Map-CNN: A Convolutional Neural Network with Map-like Organizations

Summary

Date: 
November 15, 2017 - 1:00pm
Location: 
Northwest Building, Room 243
About the Speaker
Name: 
Chen-Ping Yu
Speaker Title: 
Recent Post-doctoral Fellow, Konkle Lab
Founder and CEO of Phiar Technologies

Deep convolutional neural networks (CNNs) are currently the best computational models of visual processing. A core operation of these models is convolution: each artificial neuron of a CNN performs a sweep through the entire input image to produce a response profile. In contrast, neurons in the visual cortex have receptive fields, which are tuned to particular features at particular locations, though a common assumption is that a small set of features are replicated in hypercolumns uniformly across all positions in the retinotopic map.

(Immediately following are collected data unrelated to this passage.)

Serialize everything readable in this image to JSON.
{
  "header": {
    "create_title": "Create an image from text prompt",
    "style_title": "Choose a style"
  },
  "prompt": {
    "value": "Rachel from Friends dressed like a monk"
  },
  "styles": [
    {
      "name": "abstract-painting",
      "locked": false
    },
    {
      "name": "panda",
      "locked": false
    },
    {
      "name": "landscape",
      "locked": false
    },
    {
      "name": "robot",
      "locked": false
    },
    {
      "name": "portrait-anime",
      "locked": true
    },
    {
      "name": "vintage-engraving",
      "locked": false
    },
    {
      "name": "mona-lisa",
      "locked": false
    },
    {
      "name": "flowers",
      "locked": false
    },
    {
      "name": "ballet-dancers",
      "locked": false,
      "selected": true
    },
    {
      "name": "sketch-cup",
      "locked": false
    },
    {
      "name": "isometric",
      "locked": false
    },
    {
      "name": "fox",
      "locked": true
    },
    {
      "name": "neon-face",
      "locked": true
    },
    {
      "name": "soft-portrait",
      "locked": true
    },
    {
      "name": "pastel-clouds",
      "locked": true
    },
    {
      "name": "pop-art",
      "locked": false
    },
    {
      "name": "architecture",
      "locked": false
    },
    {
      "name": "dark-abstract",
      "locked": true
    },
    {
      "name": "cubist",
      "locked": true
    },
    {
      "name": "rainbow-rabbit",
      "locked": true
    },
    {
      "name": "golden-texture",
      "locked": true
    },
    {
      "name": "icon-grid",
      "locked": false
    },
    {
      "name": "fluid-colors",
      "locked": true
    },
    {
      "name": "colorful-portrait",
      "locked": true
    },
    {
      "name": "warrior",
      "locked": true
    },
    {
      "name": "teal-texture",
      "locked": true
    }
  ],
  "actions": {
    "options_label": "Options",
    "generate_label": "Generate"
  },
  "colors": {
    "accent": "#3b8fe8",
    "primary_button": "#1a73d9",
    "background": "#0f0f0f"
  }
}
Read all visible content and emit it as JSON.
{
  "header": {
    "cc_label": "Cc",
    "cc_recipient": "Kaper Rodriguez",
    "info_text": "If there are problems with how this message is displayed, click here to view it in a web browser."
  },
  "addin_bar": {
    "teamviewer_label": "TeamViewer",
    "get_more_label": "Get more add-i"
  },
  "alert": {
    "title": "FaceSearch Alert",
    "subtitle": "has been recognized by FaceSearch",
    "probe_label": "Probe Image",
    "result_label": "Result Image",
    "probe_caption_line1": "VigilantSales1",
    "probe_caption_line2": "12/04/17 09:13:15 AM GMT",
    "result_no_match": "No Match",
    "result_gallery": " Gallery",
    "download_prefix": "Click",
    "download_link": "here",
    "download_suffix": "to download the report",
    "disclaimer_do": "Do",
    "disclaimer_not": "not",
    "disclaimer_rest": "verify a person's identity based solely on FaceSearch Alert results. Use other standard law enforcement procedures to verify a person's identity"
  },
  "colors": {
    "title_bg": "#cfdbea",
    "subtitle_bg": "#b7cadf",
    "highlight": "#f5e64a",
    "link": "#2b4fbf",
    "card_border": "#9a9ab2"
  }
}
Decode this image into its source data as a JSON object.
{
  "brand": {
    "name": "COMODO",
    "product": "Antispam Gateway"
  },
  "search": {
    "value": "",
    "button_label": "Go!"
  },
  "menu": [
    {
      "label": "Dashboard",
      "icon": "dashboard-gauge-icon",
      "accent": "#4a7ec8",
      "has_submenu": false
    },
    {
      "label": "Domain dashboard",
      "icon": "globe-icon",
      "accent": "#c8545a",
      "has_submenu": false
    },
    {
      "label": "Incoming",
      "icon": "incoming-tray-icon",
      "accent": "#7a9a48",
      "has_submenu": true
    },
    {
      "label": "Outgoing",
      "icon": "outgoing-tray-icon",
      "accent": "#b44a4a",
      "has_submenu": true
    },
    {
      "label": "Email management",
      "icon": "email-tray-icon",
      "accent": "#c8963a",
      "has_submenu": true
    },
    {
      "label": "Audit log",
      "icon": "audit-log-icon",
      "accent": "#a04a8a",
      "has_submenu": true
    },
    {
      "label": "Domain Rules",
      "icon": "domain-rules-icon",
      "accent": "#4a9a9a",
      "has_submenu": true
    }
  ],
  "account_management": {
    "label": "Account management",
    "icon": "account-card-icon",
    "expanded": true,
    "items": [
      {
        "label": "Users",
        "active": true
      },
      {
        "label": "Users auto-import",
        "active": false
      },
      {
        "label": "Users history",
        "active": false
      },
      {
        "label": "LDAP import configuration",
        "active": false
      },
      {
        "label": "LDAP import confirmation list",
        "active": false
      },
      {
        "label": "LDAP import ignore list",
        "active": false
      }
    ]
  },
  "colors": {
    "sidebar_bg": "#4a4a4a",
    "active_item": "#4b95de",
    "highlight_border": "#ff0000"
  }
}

Here we examined this assumption using a computational model with map-like early layers.
We constructed a map-CNN in which the artificial neurons in the map layer have a spatial organization and receptive field scaling similar to human V1. First, retinotopy was implemented with local convolutions of unshared weights, with neurons organized in a grid-like layout. Second, a retina-like transformation to the input image was applied, such that images are compressed with increasing distance from the center. The combination of these designs naturally captures both cortical magnification of the fovea and the receptive field size scaling with eccentricity. Finally, the network was trained on 1000-way object classification using the ImageNet dataset.
We found that the features learned at each position of the visual field were not uniform, violating the convolutional assumption about the features represented across the visual field. Explorations of these tunings show that foveal map units (< 5°) had more gaussian-blob tuning than peripheral map units, and that while edge filters were learned uniformly across the visual field, the orientations of those edge features exhibited substantial positional biases.
These results demonstrate that features learned from natural image statistics in order to perform successful object recognition are naturally heterogeneous across the visual field, and make testable predictions for the spatial distribution of feature tuning in retinotopic areas.